Da retirada de elementos do passado, uma nova cena ganha forma e começa com uma briga por um par de botas que acaba separando as amigas, o clima se acirra e ganha música marcial, as atrizes vestem-se como paródias de um estereótipo de ditador, mais precisamente de Hitler, passam então a dividir o palco com uma fita, erguem uma bandeira que representa o país que acabam de criar. De um lado, o país do Bigode para Baixo, com a líder ditadora Yael, o hino nos é apresentado e não passa de uma cantiga infantil que fala de raízes culturais como base da nação, do outro lado do palco o mesmo acontece com Naomi ditando as regras de sua nação do Bigode para Cima. Nesse ponto, cada ditadora escolhe na plateia alguém que não condiz com a identidade do país, aplica-lhe um adesivo triangular amarelo e expulsa para o outro pais. Esse jogo é uma clara referência aos emblemas usados no nazismo para separar negros, judeus e homossexuais nos campos de concentração. Apesar da tensão e do peso da cena, a atmosfera flerta com o cômico, já que mais uma vez a técnica de palhaço é utilizada, cada lado do público é instigado a cantar o hino do seu país em uma disputa infantil de quem canta mais alto para não ouvir o inimigo, e nessa brincadeira o público se diverte e a sombra do terror passa despercebida pela sublimação construída no cômico.

O ato final é extremamente sensível, profundo e realizado com a visceralidade de Yael e Naomi. Já despidas de suas histórias, vestindo o que parece ser fralda e camisola, ambas se abraçam fortemente, realizam uma performance envolvendo o umbigo (que em hebraico é pupik) e então ligam-se por um fio vermelho que sai da fralda, cada uma caminha em direção oposta alongando o cordão, a luz vai diminuindo até iluminar somente o elo entre as duas, então apaga-se e ao reacender as amigas estão de frente uma para a outra com uma placa escrito “estrangeira” pendurada no peito e o espetáculo termina. O cordão umbilical que é o elo da vida, que une indivíduo e progenitora, é a busca pelo afeto e pelos laços interpessoais que nos unem como iguais, num encontro com o estranho para nos reconhecer.
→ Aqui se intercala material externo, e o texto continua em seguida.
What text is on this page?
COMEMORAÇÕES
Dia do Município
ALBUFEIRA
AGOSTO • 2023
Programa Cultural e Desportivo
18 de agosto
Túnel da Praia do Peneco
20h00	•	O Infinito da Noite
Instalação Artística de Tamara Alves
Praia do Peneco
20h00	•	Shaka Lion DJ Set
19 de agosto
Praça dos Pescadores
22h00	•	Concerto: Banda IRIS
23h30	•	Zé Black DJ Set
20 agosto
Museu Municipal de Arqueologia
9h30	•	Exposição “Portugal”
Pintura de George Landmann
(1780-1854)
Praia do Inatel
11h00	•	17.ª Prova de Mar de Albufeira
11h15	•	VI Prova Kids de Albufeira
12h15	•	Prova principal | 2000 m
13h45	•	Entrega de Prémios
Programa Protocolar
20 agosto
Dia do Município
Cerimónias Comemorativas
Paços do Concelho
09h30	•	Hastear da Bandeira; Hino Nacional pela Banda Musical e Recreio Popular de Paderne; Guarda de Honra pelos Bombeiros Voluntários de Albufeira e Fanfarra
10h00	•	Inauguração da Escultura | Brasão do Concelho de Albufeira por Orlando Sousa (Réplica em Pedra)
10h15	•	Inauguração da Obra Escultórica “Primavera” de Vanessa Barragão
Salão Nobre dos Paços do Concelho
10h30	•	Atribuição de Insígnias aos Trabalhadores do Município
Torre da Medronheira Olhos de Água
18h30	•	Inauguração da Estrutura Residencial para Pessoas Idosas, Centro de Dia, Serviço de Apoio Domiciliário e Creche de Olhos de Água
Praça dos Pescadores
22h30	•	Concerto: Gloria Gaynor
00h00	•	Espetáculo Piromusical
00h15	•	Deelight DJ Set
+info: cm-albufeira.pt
De estrutura simples, a peça consegue magnetizar o público, envolvendo-o na história e mergulhando num profundo mar de reflexões sobre humanidade. Pudemos rir de nós mesmos, das futilidades pelas quais nos movemos para criar muros, guerras, conflitos, fugas. Refletimos sobre nossas raízes, o que nos constitui como indivíduo, sobre nossa identificação. Pudemos perceber que somos todos únicos, temos as nossas culturas, nossos medos, lembranças, sentimentos, histórias, somos iguais e estamos ligados uns aos outros na sociedade. Tudo isso alcançado com as habilidosas mãos das mulheres que contaram para gente uma história sobre nós escondida em suas lembranças. O espetáculo é único por ter mulheres contando a história humana, por mostrar que amizade feminina é muito mal abordada na indústria cultural, já que o fio condutor do espetáculo é a memória das duas amigas contada para o público, e também por falar do que nos une num momento de crise em que inúmeros grupos sociais estão fugindo para sobreviver, uma forte onda conservadora e xenófoba cresce e assistimos a conflitos políticos e culturais.